Argentina has abruptly scrapped a 90-day oil price freeze by authorizing a 4pc hike at the pumps, along with an effective 5.58pc increase in the domestic crude price.

The price adjustments that take effect tomorrow follow a sharp rise in international crude prices triggered by the 14 September attacks on key Saudi oil installations.

The attack and the subsequent increase in global prices "led to an unforeseen situation and a significant increase in prices that inevitably impact the production and sale as well as the normal supply of fuel in our country," the energy secretariat said today.

The 4pc increase aligns with August inflation as reported by the official Indec statistics agency.

As part of the outgoing freeze, domestic crude sales between producers and refiners must be conducted at the same price that had been agreed before 9 August, setting as a reference a Brent price of $59/bl.

Although that reference price remains the same, the currency exchange rate that will be used as a reference rises by 5.58pc, the secretariat said.

When the freeze was first implemented on 16 August, the exchange rate was set at 45.19 pesos per US dollar, which was increased earlier this month to Ps46.69/$ in addition to a 30-day subsidy of Ps2.81/$ for oil producers.

The exchange rate applied in the domestic crude transactions remains far below the current wholesale exchange rate of Ps56.52/$.

The government of President Mauricio Macri imposed the freeze on fuel and crude prices following a sharp depreciation of the peso after the main opposition presidential candidate, Alberto Fernandez, obtained a larger-than-expected advantage in a national primary on 11 August.

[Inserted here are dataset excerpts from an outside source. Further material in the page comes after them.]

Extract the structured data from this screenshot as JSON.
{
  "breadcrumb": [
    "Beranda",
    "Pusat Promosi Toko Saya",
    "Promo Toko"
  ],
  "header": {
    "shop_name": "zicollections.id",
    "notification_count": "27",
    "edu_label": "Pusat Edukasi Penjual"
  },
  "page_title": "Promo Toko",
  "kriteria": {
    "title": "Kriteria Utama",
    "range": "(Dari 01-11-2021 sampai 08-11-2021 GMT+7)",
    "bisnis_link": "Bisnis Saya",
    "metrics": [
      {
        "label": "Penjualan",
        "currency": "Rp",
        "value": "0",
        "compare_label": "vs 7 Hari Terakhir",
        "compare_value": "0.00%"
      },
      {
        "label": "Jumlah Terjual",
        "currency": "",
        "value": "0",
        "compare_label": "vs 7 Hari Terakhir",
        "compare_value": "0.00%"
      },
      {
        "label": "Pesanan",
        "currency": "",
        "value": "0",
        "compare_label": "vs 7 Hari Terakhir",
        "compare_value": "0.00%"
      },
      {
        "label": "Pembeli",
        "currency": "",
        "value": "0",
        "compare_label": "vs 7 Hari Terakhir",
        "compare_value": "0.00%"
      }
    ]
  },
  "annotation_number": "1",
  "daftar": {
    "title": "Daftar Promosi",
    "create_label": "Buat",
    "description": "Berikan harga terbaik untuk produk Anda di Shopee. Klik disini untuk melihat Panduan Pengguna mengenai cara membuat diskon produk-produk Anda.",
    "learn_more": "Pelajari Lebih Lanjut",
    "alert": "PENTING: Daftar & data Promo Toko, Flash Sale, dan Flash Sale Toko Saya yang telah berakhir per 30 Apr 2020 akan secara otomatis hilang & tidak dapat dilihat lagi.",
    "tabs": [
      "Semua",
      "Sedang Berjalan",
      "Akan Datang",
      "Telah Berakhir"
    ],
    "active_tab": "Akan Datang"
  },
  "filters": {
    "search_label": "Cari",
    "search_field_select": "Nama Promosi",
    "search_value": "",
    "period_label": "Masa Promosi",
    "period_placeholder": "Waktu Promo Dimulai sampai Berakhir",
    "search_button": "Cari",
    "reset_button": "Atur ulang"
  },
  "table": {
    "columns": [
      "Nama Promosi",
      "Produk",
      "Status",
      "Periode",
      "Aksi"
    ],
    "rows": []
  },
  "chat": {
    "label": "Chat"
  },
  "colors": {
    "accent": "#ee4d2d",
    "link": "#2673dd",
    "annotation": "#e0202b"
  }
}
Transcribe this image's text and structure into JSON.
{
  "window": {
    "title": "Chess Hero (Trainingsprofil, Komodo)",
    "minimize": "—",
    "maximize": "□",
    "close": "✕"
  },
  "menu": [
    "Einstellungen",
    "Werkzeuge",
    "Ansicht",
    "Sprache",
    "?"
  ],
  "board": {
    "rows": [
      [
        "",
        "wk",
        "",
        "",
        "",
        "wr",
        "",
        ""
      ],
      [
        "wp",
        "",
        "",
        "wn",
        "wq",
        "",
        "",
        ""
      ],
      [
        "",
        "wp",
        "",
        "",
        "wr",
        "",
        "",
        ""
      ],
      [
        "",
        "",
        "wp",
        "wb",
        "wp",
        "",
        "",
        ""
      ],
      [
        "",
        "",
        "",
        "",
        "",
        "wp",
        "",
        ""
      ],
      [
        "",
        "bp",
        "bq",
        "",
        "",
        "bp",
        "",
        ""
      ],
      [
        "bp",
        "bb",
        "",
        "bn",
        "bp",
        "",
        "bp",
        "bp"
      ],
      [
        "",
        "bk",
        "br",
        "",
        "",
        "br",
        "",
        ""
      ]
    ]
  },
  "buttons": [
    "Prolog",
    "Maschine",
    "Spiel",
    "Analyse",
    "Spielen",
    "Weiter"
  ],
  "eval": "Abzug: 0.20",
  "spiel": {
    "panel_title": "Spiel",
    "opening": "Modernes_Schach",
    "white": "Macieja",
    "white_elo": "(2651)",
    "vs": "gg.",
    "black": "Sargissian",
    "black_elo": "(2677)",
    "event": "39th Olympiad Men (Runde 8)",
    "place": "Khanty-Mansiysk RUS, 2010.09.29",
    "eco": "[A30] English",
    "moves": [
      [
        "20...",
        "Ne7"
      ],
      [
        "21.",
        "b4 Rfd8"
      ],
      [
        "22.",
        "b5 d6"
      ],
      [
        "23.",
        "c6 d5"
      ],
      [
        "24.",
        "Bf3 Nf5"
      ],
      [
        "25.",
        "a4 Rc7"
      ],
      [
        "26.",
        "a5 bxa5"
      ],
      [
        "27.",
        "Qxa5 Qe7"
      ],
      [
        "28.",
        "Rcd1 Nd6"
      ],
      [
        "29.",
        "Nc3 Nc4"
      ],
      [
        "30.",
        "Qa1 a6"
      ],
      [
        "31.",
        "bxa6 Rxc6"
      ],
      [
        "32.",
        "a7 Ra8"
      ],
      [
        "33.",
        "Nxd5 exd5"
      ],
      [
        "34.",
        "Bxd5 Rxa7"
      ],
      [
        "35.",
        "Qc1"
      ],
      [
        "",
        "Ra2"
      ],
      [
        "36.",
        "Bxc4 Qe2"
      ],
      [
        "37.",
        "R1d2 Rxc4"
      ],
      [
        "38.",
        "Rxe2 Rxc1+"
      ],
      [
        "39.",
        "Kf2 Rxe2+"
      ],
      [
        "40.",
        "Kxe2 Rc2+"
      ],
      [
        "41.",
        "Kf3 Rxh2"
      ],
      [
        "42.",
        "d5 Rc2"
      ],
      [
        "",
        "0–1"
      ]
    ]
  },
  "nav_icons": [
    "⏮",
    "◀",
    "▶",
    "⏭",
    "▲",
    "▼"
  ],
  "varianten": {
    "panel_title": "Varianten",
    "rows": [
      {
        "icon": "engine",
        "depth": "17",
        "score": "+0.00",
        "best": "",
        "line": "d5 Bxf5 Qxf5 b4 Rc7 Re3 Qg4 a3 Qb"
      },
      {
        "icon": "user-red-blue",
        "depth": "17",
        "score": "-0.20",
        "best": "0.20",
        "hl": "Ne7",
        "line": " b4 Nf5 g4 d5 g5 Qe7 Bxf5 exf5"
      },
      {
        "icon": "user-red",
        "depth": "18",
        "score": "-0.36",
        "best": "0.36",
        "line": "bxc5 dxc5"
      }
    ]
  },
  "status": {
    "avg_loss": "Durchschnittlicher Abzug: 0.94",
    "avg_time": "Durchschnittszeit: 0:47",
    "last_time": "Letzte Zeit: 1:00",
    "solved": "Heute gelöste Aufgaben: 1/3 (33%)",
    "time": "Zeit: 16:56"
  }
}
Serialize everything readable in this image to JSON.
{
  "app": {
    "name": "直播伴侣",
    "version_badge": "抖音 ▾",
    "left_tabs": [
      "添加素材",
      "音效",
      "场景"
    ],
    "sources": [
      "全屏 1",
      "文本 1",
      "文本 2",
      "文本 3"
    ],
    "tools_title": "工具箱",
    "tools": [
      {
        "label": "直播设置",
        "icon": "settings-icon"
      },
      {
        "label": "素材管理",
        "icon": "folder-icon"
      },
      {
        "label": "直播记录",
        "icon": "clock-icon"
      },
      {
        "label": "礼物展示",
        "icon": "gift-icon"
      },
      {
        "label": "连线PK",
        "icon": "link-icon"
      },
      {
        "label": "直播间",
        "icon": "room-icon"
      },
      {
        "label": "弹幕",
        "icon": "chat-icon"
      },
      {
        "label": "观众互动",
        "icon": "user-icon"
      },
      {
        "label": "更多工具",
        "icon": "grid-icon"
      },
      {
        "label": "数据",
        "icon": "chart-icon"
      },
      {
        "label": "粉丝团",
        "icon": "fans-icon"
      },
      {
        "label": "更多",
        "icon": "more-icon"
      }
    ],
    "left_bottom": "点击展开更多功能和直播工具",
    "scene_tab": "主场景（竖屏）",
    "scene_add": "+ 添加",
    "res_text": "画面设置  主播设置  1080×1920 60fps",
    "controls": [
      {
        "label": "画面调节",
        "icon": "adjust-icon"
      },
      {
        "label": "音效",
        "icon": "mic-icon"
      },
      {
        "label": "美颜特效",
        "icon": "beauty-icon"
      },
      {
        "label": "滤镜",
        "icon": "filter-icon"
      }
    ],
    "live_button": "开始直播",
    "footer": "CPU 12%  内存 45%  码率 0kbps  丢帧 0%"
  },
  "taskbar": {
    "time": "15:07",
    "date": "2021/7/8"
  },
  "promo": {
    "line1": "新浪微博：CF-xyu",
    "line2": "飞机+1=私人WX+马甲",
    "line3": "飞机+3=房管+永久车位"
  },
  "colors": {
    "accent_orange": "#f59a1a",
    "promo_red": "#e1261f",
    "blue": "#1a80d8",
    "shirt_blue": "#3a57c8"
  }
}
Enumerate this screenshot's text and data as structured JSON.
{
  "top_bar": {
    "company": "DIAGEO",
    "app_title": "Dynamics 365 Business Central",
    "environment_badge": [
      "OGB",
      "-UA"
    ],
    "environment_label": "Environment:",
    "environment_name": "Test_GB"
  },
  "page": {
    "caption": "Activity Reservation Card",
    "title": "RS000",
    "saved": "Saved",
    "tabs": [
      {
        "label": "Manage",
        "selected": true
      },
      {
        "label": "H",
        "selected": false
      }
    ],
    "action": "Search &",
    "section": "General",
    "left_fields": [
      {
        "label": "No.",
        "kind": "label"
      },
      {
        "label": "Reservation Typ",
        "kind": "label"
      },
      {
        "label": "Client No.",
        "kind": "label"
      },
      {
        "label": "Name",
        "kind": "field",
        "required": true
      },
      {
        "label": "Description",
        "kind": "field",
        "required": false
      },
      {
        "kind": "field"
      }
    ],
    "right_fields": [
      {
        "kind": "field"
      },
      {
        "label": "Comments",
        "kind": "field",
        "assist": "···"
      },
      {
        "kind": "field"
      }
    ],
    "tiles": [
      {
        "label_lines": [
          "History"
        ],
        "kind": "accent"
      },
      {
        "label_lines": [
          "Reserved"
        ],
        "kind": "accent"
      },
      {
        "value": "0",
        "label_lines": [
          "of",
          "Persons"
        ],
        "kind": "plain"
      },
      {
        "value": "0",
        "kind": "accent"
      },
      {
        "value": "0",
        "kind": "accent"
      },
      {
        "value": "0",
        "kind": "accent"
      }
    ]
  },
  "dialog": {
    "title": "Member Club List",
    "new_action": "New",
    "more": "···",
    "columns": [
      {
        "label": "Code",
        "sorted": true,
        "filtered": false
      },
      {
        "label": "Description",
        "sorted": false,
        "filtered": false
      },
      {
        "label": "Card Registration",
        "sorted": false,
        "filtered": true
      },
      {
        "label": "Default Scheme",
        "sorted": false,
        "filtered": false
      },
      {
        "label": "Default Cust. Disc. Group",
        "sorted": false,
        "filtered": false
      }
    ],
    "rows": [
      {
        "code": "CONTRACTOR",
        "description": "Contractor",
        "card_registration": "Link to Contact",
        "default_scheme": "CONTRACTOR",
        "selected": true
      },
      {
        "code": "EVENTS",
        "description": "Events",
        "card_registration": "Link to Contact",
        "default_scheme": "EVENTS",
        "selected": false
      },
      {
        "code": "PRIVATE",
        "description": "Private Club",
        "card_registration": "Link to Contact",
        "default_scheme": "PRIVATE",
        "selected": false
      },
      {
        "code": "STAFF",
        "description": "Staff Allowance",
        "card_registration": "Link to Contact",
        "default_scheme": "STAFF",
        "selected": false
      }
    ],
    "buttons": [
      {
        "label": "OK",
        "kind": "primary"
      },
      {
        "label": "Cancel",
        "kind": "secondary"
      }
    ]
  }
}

Fernandez is running with former president Cristina Fernandez de Kirchner as his vice presidential candidate. There is broad fear among investors that if he wins the 27 October election, Argentina will return to interventionist economic policies. The running mates are not related.

Earlier this month, the government narrowed the scope of the fuel price freeze to exclude the wholesale market, effectively leaving 47pc of the total market out of the freeze.

Despite these concessions, oil sector executives had been warning the freeze was becoming untenable and would harm production and investment. Union leaders had also warned the freeze would cause layoffs.

The domestic oil price adjustments coincide with growing concern that the International Monetary Fund (IMF) may not release its latest $5.4bn tranche on a record $57bn standby loan to the government. The loan agreement has come under criticism from Fernandez.

Argentina's decision to raise domestic fuel prices in response to the global price spike is a departure from the regional response. Brazil and Mexico are keeping prices steady for now.